I've developed an XML text editor that indents XML using a 'floating' left-margin rather than the more common tab or space characters. Indentation is updated continuously and only relies on the XML context of new-line characters. The intended use for the tool is for XSLT editing and for XML vocabularies which tend to be hand-crafted and where whitespace management is critical (such as XMLSpec).
To make this tool work with XML from other sources, any XML file opened, or pasted from the clipboard, is first scanned for indent characters; these are then stripped before rendering the formatted XML.
After overcoming some significant early problems such as formatting of attributes, commented-out XML and a tendency for the XML to leap alarmingly across the screen, there do appear to be many benefits to this, in terms of readability, UI efficiency/ergonomics, processing, version-control etc.
However, if there are such benefits, I worry why all XML editors don't already do this.
So, in terms of usability of the tool and readability/usefulness of the XML produced, when characters used for indenting XML are removed; what are the potential issues and how should I mitigate them?
I've tested other XML editors with XML produced by this tool. They all succeed in reformatting the XML reasonably (except for attributes - which have more variable indentation conventions) by inserting padding characters.
The editor provides also an alternate view where the left-margin is collapsed, but no characters are affected. In the examples linked below, the highlighted element in each view shows the only place (highlighted area with no characters) where space characters were added by the author for indentation. This was required to indent a single line within a multi-line attribute value, so the XML-context was not sufficient.
XML Editor Screenshots: Comparing Indented and Non-Indented Views
[Edit] Some more points:
Text moving around the screen whilst the user typed presents some challenges (as already mentioned). However, using auto-completion of tags/attributes and delayed formatting helps. Also, there's already some movements of tags in more conventional editors, so this behavior won't be completely unexpected.
Attention has been paid to handling keyboard-shortcuts that have special affects on whitespace (like ctrl-backspace
or tab
) so that there are not too many surprises.
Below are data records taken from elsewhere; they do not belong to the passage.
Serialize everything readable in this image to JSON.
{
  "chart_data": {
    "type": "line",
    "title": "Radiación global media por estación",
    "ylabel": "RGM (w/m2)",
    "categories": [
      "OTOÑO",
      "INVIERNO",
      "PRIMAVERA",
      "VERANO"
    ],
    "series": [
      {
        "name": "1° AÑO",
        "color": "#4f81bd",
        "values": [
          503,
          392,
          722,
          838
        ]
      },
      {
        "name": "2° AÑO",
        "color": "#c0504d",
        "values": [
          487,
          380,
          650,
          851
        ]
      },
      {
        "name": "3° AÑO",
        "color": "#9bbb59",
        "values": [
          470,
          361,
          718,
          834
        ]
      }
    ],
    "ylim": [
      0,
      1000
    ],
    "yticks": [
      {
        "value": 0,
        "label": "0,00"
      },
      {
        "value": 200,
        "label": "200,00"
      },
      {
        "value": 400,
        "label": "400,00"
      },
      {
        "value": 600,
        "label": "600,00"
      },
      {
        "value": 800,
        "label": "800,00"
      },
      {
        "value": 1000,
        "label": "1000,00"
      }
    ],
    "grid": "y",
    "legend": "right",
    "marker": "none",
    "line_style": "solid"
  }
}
The editor works best with word-wrap on, but many users follow text editor conventions for maintaining a maximum line-length by inserting line-feeds. An optional feature removes such line-feeds but its recognised that this could cause as many problems as it solves.
The rationale behind auto-indenting XML tags found within comments is that blocks of XML may be commented/uncommented at will. CData blocks, though they may contain XML tags are treated as normal text; this is because the CData tags can't be removed without making the XML invalid. CData contents is colored differently from parsed text to avoid any confusion about indentation.
Indentation of XML within comments: Though automated this is independent of the 'real' XML indentation to avoid anything within comments affecting the formatting of the rest of the XML.
Pasting to other XML tools - Because there's no 'foreign' indentation for the editor to handle, this probably works better than when copying between 2 conventional tools.
Pasting to text-only tools (such as a wiki) - This presents a problem unless that tool recognises RTF.
An option for saving-with-whitespace could be provided, however, a redistributable/online 'reformatting tool' might provide more flexibility?
Just for info: This editor was initially released as part of a much larger XML processing system, however, to get more general feedback I've also now put out a simpler, lighter free version, XMLQuire. Given the number of day 1 downloads for this, I hope to be in a position to assess disadvantages direct from live user feedback fairly soon...
[update] Downloads of products using this system run at about 200 per week, so total downloads must exceed 10,000 by now. No users have yet complained of the whitespace handling, but just a handful have come back with complimentary feedback. It seems that for many this feature goes largely unnoticed.